Close to 200 people convened on the Amherst Town Common

By Hayley Johnson, Editor in Chief

Amherst Regional High School students walked out of class on Friday afternoon and walked to the Town Common as part of a worldwide protest against for climate change action. Joined by parents, teachers, middle schoolers and community members, the protest was attended by close 200 people.

Co-organizers and high school juniors Xiaoping Yu, Naomi Johnson and Miya Hong were inspired by the global “#FridaysForFuture” movement, started by 16-year-old Swedish activist Greta Thunberg, who was nominated for a Nobel Peace Prize for her work organizing climate strikes. Walkouts took place in over 100 countries on Friday.

Students from ARHS and Amherst-Pelham Regional Middle School, as well as parents and other community members had the opportunity to speak out against climate change at the walkout. Many people brought signs which read statements like “Make Earth Kool Again,” “Your mistakes are my future,” “Capitalism is destroying the biosphere” and “Black Lives Matter/Environmental Justice Now.”

“Through this movement we are finally providing a voice for our generation, and we are not alone,” Johnson said to a crowd of cheering people on the Common. “We are joined by thousands and thousands of students and thousands of schools and hundreds of countries.”

“It is our responsibility to save this planet, and that’s why this walkout is more than just a message — it is a call to action,” Johnson said.

Several speakers voiced support for the current Green New Deal resolution in the United States Congress, which is a set of proposed economic stimulus plans to address climate change issues in the U.S.

“We have the chance to create thousands of green jobs, address environmental injustice and reduce inequality,” said Leif Maynard, a senior at ARHS. “The Green New Deal is a non-binding resolution meant to channel the will and aspirations for real climate action. [To] those who are skeptical of the policy: you do not need to back the implementation of every aspect of the resolution to support it.”

“Why should we not join the mobilization for a habitable Earth, a democratized economy and the security of future generations?” Maynard asked the crowd.

Max Page, vice president of the Massachusetts Teachers Association and father of one of the walkout participants, expressed his support for the students and their mission.

“Last Saturday at our board meeting, we unanimously endorsed your climate walkout today,” Page said. “We need a Green New Deal.
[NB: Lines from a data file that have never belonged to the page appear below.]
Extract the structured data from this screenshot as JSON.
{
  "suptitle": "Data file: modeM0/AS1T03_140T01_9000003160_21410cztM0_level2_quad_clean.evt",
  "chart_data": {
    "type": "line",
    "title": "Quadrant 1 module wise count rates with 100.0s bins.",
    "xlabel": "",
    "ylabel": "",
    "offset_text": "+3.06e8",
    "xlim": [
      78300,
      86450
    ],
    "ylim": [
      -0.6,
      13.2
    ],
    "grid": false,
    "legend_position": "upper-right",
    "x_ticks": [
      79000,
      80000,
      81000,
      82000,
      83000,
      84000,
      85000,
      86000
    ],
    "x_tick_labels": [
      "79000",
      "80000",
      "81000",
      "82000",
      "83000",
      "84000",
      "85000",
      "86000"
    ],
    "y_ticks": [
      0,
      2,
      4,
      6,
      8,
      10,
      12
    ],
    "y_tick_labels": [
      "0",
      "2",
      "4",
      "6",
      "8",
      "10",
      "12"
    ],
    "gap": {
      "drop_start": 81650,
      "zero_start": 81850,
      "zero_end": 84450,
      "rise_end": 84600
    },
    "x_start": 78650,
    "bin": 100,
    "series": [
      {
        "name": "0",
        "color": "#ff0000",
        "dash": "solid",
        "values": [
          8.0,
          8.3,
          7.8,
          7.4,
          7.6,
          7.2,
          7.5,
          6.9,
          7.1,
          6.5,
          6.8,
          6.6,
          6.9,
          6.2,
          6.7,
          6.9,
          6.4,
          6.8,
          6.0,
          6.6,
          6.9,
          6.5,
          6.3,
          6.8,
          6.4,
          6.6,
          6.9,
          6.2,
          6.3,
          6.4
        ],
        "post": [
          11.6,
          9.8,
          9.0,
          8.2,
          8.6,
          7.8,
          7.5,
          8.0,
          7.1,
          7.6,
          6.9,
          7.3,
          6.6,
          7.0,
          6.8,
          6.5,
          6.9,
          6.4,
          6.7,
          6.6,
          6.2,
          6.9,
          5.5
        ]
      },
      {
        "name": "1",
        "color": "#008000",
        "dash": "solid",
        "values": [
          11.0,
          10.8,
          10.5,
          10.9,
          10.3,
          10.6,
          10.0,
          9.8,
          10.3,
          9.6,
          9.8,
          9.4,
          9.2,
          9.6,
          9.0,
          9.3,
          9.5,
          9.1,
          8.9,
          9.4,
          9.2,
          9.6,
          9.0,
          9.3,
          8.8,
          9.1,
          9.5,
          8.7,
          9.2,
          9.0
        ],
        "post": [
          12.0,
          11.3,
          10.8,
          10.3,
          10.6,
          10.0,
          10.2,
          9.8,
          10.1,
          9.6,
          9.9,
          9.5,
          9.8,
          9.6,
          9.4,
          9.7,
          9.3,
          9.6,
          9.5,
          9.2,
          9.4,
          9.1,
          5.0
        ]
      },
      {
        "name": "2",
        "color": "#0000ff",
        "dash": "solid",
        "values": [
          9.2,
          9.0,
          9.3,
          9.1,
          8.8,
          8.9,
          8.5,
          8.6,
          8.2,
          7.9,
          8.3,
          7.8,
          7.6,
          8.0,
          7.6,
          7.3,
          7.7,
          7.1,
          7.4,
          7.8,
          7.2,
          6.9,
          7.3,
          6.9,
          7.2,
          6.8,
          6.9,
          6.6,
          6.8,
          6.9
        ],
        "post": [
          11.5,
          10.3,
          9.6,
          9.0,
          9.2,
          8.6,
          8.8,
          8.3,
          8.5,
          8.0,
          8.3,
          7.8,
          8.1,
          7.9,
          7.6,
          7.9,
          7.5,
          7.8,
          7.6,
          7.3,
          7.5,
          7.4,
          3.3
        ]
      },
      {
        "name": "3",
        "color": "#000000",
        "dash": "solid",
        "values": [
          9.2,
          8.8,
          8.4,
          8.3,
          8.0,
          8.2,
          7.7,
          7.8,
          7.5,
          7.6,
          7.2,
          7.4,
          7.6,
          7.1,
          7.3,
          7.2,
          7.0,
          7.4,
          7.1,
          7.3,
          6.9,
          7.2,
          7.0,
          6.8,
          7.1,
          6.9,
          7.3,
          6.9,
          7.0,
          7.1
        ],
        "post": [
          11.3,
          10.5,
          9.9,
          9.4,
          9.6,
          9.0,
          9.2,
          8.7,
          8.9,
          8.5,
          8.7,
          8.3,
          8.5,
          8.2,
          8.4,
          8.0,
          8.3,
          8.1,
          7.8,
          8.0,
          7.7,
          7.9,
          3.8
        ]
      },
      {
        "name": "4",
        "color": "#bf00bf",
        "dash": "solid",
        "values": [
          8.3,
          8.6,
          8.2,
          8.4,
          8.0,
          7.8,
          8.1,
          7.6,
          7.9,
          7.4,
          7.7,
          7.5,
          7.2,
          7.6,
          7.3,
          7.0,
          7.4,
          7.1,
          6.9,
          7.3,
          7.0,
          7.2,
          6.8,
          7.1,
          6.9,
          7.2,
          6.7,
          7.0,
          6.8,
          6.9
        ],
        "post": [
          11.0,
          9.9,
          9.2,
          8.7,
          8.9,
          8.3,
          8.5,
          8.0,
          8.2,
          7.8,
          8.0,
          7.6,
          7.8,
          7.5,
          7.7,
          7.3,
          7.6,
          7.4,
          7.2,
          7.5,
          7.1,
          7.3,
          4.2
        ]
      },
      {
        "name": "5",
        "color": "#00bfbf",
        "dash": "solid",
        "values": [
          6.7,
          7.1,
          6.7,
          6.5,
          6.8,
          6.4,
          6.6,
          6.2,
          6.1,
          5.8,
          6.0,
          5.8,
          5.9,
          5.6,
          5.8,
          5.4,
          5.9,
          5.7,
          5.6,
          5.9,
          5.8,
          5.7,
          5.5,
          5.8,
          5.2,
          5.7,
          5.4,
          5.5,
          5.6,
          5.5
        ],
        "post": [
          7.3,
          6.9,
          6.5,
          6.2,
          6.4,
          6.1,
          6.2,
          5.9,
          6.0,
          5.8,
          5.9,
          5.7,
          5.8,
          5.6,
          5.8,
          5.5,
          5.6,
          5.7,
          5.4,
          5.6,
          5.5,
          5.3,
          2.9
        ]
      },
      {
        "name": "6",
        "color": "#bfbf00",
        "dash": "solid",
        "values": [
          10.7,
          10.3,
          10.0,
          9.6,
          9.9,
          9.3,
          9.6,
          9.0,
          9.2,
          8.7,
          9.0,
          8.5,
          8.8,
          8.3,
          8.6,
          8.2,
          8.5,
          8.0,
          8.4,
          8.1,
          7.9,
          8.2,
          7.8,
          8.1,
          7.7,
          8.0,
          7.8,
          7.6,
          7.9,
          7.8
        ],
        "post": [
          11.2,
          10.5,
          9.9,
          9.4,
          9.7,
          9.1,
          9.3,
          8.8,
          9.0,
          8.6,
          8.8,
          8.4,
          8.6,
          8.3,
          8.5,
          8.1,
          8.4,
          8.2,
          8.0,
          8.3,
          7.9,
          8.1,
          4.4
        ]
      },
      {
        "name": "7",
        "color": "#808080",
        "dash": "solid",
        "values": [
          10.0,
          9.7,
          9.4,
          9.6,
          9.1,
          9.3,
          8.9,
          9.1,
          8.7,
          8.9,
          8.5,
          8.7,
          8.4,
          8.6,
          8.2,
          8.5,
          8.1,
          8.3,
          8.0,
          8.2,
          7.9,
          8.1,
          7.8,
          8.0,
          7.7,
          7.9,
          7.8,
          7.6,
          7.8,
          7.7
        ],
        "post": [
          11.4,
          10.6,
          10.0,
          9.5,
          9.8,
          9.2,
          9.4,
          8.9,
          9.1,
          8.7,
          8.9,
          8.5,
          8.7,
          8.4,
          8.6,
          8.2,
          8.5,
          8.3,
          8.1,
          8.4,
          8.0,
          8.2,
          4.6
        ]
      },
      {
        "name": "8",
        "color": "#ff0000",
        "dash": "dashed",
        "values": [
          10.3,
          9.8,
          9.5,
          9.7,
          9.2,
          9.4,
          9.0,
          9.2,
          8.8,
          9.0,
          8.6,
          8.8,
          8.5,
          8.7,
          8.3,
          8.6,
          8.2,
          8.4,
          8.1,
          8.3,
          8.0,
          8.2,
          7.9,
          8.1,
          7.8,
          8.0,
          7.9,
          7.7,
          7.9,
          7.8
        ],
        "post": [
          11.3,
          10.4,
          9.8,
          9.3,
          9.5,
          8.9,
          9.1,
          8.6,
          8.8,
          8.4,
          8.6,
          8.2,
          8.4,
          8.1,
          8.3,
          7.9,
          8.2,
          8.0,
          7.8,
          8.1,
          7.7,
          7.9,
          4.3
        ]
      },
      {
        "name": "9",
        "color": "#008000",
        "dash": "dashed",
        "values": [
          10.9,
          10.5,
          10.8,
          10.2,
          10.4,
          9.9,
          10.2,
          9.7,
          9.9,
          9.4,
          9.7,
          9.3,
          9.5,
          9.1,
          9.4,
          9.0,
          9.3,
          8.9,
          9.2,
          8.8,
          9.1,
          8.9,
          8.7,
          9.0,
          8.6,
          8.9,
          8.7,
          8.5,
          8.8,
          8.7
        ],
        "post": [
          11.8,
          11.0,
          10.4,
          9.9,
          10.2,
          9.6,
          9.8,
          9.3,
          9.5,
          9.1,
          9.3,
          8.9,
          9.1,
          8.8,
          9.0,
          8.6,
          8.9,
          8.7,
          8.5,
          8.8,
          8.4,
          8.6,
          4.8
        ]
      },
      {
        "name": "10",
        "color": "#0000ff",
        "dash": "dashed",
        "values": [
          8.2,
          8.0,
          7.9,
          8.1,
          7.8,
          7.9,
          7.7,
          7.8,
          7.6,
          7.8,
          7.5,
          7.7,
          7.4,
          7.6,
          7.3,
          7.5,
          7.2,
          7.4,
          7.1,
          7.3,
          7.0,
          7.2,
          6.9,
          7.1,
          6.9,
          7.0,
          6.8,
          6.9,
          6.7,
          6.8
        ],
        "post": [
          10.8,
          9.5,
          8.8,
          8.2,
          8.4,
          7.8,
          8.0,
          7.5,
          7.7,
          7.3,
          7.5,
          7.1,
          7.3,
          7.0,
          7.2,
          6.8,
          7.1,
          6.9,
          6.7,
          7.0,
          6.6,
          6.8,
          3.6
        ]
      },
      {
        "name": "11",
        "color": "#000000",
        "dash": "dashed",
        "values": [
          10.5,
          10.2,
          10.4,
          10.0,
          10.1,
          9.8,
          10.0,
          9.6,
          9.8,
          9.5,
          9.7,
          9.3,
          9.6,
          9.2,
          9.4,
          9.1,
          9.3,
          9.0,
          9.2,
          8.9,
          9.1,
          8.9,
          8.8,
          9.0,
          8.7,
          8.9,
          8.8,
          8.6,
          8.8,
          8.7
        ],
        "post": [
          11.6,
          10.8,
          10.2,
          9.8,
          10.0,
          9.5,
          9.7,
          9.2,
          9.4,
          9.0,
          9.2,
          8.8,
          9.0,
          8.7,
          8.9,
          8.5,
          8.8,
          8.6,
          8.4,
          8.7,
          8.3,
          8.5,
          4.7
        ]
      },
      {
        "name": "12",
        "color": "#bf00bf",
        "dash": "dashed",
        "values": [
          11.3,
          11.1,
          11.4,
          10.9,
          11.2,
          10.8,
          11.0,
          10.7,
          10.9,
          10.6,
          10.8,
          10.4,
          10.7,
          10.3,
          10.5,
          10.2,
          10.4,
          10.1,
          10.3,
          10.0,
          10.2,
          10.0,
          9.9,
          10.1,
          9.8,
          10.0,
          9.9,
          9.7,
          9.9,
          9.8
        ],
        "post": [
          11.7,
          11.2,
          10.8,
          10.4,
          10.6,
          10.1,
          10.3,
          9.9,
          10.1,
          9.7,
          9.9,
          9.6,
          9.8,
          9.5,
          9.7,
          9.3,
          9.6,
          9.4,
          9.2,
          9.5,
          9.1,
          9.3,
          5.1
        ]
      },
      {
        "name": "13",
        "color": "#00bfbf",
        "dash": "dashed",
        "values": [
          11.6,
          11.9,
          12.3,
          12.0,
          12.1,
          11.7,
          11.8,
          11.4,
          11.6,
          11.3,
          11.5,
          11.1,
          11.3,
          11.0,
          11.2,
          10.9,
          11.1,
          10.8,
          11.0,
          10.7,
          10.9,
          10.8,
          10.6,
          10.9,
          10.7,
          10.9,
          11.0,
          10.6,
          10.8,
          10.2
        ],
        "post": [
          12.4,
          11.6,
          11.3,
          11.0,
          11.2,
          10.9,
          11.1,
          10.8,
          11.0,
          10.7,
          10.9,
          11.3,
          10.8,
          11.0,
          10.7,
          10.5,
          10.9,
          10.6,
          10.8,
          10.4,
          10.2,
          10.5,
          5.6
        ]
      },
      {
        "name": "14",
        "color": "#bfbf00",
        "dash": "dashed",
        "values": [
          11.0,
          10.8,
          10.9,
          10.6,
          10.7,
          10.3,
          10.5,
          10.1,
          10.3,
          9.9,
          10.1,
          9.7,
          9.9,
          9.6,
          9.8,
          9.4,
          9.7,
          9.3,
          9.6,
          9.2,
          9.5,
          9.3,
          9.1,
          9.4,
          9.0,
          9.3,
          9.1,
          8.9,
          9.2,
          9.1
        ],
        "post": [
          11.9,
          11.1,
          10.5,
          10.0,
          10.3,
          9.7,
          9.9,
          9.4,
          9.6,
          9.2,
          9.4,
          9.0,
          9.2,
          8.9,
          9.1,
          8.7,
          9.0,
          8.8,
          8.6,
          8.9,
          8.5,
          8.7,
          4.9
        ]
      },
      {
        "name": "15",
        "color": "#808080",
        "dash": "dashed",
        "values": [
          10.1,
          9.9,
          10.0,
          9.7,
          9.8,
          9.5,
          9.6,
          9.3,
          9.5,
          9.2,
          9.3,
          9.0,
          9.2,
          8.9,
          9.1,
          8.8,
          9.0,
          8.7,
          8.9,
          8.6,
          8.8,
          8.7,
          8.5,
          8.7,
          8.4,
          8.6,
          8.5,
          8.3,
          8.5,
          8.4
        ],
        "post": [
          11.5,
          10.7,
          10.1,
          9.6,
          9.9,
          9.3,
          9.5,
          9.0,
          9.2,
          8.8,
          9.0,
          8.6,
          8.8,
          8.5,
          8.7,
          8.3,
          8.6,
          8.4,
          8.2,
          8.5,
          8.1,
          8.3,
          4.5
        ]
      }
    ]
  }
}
It’s gonna happen because of all of you. Your teachers, your educators, we stand behind you. Where you go, we will follow and support you.”

In the Association’s official endorsement, published on March 12, President Merrie Najimy stated that one reason they support the walkout is because “students are taking what they have learned about science and civics and putting their education into action.”

Shaina Rogstad, a Ph.D. candidate in the department of geosciences at the University of Massachusetts attended the walkout to show her support for the students.

“I think that this movement is extremely important to demanding climate action because it’s led by the youth and it’s their futures that are at risk,” Rogstad said.

“We are fighting for more than just ourselves, we are fighting for our children, our grandchildren and everybody, everybody who’s coming after us,” Johnson said. “We have to support all the other schools and individuals who are striking every month, or even every week for a cleaner planet.”

The organizers started planning their school’s walkout about two weeks ago, according to Yu. They began by contacting legislators, the media, students and the community — mostly by way of social media.

The organizers had created a Facebook event page and a handout that included ways people could support climate action.

“We’re very happy to see [the turnout]. We spread the word mostly through social media so we actually had no idea how many people were coming,” Yu said. “This is a pretty good number and it makes me believe that we actually have a chance against climate change.”